Lenape - Literature and Popular Culture

Literature and Popular Culture

The Delaware feature prominently in The Last of the Mohicans and the other Leatherstocking Tales of James Fenimore Cooper. The Boy Scouts of America honor society, Order of the Arrow was inspired by their interpretation of Lenape culture and language.

The Walam Olum, which purported to be an account of the Delaware's migration to the lands around the Delaware River, emerged through the works of Constantine Samuel Rafinesque in the 19th century. For many decades, scholars believed it was genuine. In the 1980s and 1990s, newer textual analysis suggested it was a hoax.

In Cormac McCarthy's Blood Meridian, the group of American scalphunters are aided by an unspecified number of Delaware, who serve as scouts and guides through the western deserts. In The Light in the Forest, True Son is adopted by a band of Lenape.

In Mark Raymond Harrington's 1938 novel, The Indians of New Jersey: Dickon among the Lenapes, a group of Lenape find a shipwrecked English boy. His gradual integration into the tribe provides a study of Lenape life, society, weaponry, and beliefs. The book includes a glossary for Lenape terms. Trouble's Daughter: The Story of Susanna Hutchinson, Indian Captive is a young adult novel of a fictional kidnapping by the Lenape Turtle Clan of a daughter of Anne Hutchinson, the religious reformer and founder of the Rhode Island colony. Moon of Two Dark Horses is a novel of the friendship between a white settler and a Lenape boy at the time of the Revolutionary War. Standing in the Light, The Captive Diary of Catherine Carey Logan, part of the Dear America series of fictional diaries, is a novel by Mary Pope Osborne. It tells the story of the capture of a teenage girl and her brother by a band of Lenape, and the youths' assimilation into Lenape culture.
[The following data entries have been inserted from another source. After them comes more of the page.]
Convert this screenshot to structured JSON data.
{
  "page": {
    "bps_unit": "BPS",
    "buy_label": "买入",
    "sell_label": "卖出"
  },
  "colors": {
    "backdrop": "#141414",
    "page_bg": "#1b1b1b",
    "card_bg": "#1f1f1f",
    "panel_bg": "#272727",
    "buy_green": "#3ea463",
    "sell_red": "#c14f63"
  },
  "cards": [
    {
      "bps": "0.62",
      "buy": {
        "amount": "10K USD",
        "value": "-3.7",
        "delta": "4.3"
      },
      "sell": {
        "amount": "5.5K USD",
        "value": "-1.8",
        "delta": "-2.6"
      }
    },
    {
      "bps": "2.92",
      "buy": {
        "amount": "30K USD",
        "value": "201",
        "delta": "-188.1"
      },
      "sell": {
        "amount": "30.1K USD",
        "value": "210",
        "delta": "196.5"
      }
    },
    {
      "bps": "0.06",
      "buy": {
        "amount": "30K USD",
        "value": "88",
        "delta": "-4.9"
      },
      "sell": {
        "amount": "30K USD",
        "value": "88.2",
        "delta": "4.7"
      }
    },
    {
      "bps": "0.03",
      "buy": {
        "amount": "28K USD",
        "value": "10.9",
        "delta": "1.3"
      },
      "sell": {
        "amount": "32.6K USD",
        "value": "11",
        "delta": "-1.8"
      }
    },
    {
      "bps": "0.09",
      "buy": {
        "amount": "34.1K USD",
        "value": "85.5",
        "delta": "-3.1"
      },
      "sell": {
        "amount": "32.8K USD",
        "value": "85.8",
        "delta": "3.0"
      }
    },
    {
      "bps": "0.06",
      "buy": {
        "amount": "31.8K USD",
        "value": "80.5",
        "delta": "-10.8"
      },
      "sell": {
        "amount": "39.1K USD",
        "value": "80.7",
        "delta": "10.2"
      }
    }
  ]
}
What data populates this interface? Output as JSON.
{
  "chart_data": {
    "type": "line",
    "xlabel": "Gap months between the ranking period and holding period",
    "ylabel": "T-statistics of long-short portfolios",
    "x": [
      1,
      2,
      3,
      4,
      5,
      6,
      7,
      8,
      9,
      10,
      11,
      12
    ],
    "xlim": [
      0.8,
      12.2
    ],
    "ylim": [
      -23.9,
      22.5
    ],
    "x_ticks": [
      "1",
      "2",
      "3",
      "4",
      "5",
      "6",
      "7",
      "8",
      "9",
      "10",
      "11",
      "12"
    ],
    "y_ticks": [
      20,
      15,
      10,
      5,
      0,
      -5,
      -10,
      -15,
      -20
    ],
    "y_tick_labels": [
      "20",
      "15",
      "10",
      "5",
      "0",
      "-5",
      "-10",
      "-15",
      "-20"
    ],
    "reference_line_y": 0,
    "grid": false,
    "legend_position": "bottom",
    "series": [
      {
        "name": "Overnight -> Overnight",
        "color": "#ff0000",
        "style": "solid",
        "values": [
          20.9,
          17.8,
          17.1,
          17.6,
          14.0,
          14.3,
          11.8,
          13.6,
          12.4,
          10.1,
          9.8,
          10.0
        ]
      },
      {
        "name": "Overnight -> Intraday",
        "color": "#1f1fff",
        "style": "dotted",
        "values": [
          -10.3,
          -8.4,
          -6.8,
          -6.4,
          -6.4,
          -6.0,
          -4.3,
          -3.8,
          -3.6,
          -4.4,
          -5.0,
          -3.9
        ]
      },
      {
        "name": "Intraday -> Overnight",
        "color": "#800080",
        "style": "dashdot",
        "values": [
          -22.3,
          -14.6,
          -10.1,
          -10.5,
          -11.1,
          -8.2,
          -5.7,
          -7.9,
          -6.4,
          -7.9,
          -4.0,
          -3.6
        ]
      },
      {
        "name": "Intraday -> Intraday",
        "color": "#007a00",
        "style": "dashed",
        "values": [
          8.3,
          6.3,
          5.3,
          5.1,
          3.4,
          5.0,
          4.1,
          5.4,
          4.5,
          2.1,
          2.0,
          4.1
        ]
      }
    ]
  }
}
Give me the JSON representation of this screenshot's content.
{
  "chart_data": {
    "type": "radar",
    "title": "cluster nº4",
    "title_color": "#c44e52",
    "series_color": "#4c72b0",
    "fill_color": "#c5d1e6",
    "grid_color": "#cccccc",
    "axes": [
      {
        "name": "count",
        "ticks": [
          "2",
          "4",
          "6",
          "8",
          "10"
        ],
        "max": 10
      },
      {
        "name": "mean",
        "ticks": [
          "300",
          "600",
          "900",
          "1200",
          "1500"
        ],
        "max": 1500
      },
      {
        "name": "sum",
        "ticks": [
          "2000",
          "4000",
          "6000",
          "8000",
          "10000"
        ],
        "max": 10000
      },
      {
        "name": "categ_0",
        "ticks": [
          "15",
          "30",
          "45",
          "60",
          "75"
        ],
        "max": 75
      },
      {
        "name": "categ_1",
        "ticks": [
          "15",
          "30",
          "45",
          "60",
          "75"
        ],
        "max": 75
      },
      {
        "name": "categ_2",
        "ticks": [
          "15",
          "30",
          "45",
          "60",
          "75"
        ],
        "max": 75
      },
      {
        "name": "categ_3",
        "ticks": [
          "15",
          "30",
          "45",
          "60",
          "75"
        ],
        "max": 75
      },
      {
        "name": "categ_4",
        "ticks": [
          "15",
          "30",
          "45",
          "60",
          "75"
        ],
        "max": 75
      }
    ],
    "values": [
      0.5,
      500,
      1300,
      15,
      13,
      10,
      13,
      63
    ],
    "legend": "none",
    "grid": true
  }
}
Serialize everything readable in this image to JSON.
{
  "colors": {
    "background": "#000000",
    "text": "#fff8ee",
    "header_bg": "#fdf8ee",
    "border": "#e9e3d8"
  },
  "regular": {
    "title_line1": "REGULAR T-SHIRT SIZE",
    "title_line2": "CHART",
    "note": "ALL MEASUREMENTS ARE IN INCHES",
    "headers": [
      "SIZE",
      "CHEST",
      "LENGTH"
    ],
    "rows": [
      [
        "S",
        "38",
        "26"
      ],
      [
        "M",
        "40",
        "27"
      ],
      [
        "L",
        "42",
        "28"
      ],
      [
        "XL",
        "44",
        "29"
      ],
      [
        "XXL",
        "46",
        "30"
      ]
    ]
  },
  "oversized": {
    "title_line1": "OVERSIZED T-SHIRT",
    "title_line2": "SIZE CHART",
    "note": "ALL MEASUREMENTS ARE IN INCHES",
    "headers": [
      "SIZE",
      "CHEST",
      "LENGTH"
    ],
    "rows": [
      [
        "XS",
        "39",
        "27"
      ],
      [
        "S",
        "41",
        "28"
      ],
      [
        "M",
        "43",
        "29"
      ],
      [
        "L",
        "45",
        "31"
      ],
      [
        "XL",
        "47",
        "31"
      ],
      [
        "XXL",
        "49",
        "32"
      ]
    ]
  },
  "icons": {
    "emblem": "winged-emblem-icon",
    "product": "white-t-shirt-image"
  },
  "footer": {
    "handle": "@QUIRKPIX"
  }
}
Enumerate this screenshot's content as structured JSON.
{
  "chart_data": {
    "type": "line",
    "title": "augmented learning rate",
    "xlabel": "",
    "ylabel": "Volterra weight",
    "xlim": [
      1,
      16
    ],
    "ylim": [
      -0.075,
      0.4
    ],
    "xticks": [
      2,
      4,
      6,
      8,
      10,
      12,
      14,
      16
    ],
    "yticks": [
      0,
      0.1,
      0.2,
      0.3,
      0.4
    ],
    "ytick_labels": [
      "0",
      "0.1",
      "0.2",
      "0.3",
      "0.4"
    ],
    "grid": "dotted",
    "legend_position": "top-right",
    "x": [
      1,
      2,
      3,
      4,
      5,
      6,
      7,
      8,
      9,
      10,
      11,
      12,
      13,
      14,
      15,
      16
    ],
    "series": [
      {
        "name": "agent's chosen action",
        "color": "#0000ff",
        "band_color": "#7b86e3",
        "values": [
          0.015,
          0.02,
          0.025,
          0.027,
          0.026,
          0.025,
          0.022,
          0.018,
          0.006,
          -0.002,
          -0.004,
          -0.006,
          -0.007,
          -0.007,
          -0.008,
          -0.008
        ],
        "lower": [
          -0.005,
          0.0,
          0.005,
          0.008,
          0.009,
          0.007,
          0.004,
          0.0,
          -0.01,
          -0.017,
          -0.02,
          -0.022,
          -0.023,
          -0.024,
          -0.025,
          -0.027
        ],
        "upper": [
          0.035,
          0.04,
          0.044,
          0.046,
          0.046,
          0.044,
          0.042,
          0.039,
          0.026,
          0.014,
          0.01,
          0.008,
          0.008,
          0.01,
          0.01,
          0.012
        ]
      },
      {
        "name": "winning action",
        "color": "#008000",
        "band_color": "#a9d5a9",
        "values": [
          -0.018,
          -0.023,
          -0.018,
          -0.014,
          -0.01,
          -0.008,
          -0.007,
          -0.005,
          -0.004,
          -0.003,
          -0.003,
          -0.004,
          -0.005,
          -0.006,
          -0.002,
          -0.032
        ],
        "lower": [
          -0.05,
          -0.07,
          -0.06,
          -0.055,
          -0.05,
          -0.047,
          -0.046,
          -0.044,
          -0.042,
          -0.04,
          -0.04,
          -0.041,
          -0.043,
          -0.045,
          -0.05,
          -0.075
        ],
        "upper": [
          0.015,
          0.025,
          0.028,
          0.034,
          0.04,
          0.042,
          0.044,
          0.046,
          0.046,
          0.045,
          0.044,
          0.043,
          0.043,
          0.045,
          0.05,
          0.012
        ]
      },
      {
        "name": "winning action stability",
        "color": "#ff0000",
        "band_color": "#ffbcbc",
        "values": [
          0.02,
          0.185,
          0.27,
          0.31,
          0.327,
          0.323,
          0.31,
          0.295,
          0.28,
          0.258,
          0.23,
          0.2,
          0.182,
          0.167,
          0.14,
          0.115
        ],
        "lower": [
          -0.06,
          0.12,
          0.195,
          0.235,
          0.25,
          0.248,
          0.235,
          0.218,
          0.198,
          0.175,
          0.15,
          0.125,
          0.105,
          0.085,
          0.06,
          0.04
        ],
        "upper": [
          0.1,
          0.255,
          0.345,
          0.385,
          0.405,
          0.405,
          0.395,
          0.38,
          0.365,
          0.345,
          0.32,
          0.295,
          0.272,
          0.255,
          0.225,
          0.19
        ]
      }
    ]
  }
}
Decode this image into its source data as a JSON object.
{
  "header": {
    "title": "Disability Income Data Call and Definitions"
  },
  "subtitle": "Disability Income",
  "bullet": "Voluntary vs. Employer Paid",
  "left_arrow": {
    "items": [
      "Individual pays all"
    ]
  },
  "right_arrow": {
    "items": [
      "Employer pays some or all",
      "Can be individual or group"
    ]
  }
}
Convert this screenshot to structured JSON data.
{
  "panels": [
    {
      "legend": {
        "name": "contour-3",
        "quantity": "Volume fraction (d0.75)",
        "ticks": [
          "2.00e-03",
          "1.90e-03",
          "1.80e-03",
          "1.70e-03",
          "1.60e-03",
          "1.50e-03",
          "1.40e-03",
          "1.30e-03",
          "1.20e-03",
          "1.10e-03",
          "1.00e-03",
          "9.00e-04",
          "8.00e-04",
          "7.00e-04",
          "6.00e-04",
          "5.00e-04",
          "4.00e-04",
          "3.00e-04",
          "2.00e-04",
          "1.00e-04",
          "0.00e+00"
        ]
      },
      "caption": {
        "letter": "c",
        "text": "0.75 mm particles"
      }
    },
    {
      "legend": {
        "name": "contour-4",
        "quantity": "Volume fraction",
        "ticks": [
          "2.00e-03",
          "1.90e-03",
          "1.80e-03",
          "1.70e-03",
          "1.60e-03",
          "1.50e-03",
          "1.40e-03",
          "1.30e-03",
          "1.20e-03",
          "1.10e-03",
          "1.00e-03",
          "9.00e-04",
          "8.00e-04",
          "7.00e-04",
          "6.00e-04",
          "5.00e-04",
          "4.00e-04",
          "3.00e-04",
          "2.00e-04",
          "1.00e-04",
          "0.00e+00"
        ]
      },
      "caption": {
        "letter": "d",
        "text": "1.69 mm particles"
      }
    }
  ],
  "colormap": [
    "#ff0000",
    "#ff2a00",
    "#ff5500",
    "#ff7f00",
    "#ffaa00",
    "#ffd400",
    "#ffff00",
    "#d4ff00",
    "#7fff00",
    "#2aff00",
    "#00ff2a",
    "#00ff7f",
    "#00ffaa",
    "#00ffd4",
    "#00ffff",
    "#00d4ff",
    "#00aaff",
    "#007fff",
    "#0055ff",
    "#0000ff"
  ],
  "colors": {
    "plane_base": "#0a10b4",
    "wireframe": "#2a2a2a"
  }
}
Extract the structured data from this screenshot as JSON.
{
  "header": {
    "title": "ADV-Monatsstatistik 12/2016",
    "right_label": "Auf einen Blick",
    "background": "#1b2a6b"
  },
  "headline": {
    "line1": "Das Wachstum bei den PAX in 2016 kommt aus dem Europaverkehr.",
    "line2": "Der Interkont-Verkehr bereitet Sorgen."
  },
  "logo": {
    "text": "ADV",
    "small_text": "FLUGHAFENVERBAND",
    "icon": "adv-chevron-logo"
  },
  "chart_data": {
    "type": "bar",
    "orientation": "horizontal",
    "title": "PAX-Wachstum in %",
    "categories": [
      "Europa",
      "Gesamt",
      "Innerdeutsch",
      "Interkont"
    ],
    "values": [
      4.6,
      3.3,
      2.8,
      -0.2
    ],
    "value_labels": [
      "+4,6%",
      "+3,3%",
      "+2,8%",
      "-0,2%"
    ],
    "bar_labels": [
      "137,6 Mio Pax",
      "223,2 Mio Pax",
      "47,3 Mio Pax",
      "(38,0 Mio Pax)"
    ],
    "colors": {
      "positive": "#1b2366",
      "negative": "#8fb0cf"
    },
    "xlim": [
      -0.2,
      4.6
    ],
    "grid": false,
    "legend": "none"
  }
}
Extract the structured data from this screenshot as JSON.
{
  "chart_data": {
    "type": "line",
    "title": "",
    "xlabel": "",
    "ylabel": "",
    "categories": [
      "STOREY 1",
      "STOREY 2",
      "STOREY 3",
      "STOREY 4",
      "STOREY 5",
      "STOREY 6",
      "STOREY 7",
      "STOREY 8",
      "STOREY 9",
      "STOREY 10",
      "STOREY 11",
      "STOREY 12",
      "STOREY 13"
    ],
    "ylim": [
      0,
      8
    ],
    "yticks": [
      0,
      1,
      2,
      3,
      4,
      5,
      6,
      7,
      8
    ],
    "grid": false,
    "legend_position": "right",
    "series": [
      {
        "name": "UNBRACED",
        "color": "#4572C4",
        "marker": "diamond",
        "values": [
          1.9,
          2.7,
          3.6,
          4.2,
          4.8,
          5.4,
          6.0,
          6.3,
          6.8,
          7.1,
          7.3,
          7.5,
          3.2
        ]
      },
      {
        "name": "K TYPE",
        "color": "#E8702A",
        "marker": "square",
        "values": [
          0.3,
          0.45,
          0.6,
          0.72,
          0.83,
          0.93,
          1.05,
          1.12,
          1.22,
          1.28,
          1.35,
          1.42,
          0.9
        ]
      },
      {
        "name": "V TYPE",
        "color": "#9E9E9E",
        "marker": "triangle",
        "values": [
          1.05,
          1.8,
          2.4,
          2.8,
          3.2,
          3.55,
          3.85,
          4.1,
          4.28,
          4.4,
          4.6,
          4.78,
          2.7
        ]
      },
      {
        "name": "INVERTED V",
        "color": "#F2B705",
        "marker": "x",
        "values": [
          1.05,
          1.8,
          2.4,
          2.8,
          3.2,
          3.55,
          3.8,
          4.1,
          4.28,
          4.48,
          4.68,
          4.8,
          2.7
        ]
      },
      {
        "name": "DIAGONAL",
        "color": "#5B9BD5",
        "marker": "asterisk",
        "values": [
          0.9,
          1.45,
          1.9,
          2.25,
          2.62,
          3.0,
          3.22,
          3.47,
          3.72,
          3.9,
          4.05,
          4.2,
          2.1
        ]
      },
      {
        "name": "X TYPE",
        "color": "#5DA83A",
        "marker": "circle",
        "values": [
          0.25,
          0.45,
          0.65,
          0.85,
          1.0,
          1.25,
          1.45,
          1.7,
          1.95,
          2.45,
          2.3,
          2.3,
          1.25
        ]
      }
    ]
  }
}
Peter Lindestrom's Geographia America with an Account of the Delaware Indians is one of the few sympathetic contemporary accounts of Lenape life in the lower Delaware River valley during the 17th century.

Moravian missionary John Heckewelder published a sympathetic account of the Lenape in exile in the Ohio Valley. His account, published in 1818, provides some alternate Lenape tribal history disputing the tributary relationship with the Susquehannock. "Scouts of '76: a tale of the revolutionary war", a 1924 book by Charles E. Willis, contains an account of the contributions of the Lenni Lenape to the American Revolution when they lived in the area of Lake Wawayanda.